Geithner's testimony will focus today on systemic risk. Details of the other parts of the plan will be rolled out over the coming three weeks. In addressing the problem of systemic risk, he calls for single systemic risk regulator. That regulator will be able to look at all aspects of any part of a financial company to find out what they're doing and the kinds of risks they're taking. Most importantly, the regulator will be able to determine what those risks pose in terms to the broader economy.
Geithner's plans does not say which regulator should serve as the systemic risk regulator, but will testify that the office must be independent. He will also push for requiring all hedge funds be registered with the SEC and that credit default swaps and over the counter derivatives be regulated.

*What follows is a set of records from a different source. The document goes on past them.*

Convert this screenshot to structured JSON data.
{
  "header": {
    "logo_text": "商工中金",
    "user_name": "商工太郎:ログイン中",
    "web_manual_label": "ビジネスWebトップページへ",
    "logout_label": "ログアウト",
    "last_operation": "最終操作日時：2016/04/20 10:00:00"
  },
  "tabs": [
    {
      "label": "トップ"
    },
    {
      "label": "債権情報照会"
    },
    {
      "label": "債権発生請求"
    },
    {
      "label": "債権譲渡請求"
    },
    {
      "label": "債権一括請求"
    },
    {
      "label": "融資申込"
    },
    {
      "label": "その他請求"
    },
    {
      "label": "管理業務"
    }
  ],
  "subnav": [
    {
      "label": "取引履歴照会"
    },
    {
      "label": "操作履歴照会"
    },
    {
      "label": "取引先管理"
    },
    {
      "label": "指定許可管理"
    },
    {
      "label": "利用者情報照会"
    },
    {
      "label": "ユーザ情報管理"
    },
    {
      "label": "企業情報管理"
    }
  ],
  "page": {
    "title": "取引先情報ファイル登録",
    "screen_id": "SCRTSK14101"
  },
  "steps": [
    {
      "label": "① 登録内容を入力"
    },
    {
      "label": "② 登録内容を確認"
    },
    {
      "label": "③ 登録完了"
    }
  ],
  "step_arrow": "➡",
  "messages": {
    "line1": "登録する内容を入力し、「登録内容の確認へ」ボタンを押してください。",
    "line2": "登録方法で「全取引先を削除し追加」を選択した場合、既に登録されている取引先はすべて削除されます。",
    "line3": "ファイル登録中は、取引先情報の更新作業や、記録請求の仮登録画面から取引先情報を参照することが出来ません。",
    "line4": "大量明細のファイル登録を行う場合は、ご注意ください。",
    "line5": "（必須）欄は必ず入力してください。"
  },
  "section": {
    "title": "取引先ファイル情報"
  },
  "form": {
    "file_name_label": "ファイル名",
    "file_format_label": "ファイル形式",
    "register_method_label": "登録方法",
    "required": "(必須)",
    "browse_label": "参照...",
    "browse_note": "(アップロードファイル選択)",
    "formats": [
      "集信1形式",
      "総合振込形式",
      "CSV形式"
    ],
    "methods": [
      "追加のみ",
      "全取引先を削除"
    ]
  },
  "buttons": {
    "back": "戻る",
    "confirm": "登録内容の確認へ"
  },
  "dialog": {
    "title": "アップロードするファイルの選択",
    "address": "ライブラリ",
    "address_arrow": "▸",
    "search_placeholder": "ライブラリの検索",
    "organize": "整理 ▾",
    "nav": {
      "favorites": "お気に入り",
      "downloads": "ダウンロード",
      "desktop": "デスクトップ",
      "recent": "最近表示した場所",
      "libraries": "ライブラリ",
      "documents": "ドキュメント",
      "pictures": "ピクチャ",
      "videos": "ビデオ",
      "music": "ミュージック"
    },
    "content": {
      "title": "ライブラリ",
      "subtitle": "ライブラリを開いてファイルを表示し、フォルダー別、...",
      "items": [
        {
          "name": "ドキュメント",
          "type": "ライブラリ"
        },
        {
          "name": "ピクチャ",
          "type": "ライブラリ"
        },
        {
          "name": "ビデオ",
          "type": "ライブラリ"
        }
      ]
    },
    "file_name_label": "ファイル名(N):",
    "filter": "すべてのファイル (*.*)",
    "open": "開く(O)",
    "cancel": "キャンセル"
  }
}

Geithner isn't expected to recommend what body should regulate these trading vehicles, but will insist that they have strong oversight and supervision.
This new four-part plan is Geithner's move to restore trust in the financial system and sets the new rules of the road. It also is a preview of what the U.S. regulatory body will be presenting to other leading countries at the G-20 meeting in April.
Economy Shrinks, Profits Drop
The U.S. economy shrank at the fastest pace since 1982 in the last quarter of 2008. According to the Commerce Department, corporate profits dropped $120 billion at the same time, with falling consumer spending and exports increasing the severity of the drop.
Another sign of the economic condition is the number of workers collecting state unemployment benefits, which rose to a record 5.56 million earlier in March, and new claims climbed to 652,000 last week.
Gross domestic product, the measure of total output of goods and services within U.S. borders, fell at an annual rate of 6.3 percent in the last quarter of 2008. The government estimates in February had marked the fall in fourth-quarter GDP at 6.2 percent and the modest revisions to the output estimates reflected adjustments to business inventories and investment figures. The economy expanded only 1.1 percent in 2008, the smallest advance since 2001. Private business inventories, revised to show a $25.8 billion decline, had previously reported a $19.9 billion drop, as business responded to the slump in demand by cutting output.
Business investment, typically made when companies are planning production increases, fell at a 21.7 percent rate, the biggest drop since the first quarter of 1975, from a previously estimated 21.1 percent contraction. Consumer spending dropped 4.3 percent. Consumer spending accounts for more than two-thirds of domestic economic activity. Exports were also down 23.6 percent.